Credential Maturity Ladder

Level 9	Full Ecosystem Segmentation + IP/Device Restrictions + Governance + 2FA = Maximum Security Adds device and IP restrictions. Access only allowed from approved devices or locations. Maximum lockdown.
Level 8	Full Ecosystem Segmentation + Governance + 2FA for critical systems All critical systems require 2FA on top of access segmentation and encryption. Even stronger defence if someone tries to log in.
Level 7	Full Ecosystem Segmentation + Governance Adds governance layer. All access is logged and auditable. See who accessed what, when, and from where.
Level 6	Full Ecosystem Segmentation All credentials are encrypted for employees, third parties, and machines. Internal systems like servers and APIs are isolated too. Breach containment is enforced across the full ecosystem.

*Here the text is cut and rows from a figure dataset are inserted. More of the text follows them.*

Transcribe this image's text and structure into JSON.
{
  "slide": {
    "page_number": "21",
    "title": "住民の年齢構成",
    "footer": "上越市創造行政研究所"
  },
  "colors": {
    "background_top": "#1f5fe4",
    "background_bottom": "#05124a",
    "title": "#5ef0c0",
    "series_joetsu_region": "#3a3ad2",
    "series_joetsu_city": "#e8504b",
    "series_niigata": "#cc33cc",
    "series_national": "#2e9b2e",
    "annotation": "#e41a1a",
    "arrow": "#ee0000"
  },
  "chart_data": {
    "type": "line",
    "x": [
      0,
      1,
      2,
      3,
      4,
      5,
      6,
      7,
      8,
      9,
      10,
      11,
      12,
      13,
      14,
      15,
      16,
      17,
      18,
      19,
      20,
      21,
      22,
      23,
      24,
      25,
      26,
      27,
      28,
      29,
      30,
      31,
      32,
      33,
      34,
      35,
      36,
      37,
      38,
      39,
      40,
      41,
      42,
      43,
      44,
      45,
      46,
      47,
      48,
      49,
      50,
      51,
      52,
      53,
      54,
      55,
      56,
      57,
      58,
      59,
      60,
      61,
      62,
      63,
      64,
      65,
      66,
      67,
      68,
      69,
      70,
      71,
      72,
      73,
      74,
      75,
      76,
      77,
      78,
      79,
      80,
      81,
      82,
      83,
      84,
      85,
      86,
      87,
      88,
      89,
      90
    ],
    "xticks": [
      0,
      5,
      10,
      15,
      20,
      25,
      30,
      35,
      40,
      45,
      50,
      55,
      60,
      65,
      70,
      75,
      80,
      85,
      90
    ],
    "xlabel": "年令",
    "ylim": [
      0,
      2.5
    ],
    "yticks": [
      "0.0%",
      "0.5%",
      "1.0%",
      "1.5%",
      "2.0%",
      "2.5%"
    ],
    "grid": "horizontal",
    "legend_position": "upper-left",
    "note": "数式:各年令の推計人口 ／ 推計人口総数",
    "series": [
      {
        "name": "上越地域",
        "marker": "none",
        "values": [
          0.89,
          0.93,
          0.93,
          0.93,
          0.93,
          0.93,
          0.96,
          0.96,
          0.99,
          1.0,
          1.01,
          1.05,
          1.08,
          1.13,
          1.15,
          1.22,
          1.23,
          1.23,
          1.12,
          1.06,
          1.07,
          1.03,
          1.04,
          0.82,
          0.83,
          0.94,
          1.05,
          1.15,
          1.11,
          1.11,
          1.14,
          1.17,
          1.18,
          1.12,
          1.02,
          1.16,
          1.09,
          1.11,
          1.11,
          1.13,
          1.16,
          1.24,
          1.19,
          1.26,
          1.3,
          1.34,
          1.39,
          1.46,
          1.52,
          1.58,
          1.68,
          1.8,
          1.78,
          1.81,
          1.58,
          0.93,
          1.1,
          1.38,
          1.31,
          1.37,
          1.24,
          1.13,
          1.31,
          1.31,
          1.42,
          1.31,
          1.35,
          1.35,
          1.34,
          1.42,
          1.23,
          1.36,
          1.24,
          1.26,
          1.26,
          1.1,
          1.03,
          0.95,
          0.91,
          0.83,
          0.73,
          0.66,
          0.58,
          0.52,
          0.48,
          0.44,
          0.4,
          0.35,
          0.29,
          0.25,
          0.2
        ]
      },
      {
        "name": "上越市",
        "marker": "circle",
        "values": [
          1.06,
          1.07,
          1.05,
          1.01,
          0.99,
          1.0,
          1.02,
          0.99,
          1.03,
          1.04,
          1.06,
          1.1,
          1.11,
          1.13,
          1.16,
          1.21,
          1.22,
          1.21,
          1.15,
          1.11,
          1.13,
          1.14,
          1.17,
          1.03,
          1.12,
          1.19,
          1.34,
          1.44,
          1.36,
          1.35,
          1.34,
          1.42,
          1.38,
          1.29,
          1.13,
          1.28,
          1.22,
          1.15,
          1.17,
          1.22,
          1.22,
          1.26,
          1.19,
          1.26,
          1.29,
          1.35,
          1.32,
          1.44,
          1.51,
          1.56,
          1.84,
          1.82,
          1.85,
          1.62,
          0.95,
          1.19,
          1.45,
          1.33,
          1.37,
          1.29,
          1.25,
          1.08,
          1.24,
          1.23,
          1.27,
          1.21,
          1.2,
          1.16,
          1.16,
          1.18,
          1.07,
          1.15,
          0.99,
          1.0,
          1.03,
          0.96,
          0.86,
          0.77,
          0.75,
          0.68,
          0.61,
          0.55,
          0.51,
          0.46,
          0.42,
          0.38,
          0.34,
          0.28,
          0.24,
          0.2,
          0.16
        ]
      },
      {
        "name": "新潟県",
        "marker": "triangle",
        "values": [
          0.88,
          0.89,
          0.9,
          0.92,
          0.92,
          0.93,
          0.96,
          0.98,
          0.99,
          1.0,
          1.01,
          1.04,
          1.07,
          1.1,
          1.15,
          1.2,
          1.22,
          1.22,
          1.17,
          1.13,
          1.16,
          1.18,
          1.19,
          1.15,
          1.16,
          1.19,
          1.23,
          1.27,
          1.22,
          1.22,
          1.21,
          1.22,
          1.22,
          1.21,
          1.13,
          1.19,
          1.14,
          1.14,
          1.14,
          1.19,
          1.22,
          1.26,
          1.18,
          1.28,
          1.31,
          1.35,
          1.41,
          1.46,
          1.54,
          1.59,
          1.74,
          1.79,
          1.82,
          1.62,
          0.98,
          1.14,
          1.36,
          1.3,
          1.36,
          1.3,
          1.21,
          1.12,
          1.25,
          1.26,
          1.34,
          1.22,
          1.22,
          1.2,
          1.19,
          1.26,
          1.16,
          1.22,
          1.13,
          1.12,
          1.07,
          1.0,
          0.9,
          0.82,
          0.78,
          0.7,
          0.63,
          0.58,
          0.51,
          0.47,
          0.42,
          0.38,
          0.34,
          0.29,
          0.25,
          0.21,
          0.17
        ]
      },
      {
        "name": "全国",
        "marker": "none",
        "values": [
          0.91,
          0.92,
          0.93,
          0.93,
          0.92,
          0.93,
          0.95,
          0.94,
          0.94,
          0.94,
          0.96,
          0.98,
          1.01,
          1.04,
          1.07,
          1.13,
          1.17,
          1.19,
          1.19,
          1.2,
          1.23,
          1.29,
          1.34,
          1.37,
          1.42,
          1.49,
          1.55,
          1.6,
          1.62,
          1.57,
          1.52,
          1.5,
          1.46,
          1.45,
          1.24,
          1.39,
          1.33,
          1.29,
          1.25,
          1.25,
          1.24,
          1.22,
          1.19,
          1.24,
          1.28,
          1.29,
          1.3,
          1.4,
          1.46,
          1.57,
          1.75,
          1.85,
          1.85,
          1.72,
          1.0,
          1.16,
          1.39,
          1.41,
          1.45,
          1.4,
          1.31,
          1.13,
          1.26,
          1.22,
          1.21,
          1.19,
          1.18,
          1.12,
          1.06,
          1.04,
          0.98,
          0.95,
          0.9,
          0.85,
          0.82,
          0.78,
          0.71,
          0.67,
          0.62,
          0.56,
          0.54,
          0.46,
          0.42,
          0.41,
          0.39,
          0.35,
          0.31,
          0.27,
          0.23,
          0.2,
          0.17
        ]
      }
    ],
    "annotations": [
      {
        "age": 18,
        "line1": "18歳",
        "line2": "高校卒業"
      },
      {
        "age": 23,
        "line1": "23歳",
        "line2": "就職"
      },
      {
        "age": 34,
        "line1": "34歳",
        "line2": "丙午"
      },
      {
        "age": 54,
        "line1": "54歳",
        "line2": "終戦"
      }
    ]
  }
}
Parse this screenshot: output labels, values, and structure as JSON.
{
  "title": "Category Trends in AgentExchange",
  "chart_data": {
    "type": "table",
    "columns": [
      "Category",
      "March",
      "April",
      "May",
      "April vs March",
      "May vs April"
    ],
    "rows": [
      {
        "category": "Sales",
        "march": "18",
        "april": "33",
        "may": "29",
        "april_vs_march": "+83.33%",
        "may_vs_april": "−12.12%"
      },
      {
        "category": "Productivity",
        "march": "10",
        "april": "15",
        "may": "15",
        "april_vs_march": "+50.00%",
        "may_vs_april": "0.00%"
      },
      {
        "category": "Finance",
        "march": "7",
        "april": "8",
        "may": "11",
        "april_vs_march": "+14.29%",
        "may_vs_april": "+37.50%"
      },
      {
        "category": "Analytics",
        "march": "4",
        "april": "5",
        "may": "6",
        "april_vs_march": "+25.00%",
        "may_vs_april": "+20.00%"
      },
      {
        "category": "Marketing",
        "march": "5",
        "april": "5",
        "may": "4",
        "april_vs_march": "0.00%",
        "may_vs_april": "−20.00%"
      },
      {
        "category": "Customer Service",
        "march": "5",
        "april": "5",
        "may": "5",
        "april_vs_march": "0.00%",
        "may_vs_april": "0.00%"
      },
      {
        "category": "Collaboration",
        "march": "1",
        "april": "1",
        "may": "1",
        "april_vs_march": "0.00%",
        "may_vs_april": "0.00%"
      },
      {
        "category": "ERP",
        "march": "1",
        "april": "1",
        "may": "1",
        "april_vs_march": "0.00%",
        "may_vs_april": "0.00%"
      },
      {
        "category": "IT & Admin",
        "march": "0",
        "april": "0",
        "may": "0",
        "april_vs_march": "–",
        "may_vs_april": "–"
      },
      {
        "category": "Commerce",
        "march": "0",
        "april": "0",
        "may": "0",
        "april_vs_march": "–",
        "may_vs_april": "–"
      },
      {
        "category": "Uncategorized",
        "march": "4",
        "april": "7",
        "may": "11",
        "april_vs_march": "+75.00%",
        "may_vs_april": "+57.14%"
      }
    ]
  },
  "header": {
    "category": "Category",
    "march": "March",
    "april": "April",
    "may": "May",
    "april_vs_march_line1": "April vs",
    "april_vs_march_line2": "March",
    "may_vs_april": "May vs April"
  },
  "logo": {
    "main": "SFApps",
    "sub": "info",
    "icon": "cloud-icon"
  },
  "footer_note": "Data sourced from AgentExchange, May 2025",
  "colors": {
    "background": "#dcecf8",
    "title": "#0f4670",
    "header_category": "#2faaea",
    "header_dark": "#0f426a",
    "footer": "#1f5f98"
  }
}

Level 5	Encrypted + Segmented + Third Party Protection Employees and third parties use encrypted, unphishable credentials. Third parties access systems securely via MyCena app or encrypted APIs. No one sees passwords.
Level 4	Encrypted + Segmented for Employees Credentials are encrypted, auto-filled and unphishable, and each app/system access is isolated for employees. A breach in one app doesn’t affect the others.
Level 3	Unphishable: Encrypted for Employees (No Segmentation) Employees can’t see the passwords anymore—they’re encrypted, auto-filled and unphishable—but all apps are grouped together behind SSO, IAM, PAM, so a breach in one can spread.
Level 2	Phishable, With MFA Passwords visible to everyone, but MFA is enabled on important systems. Still phishable; only slightly better.
Level 1	Phishable, No MFA All passwords are visible to employees and suppliers. No multi-factor authentication (MFA). Easy for attackers to steal, sell, reuse.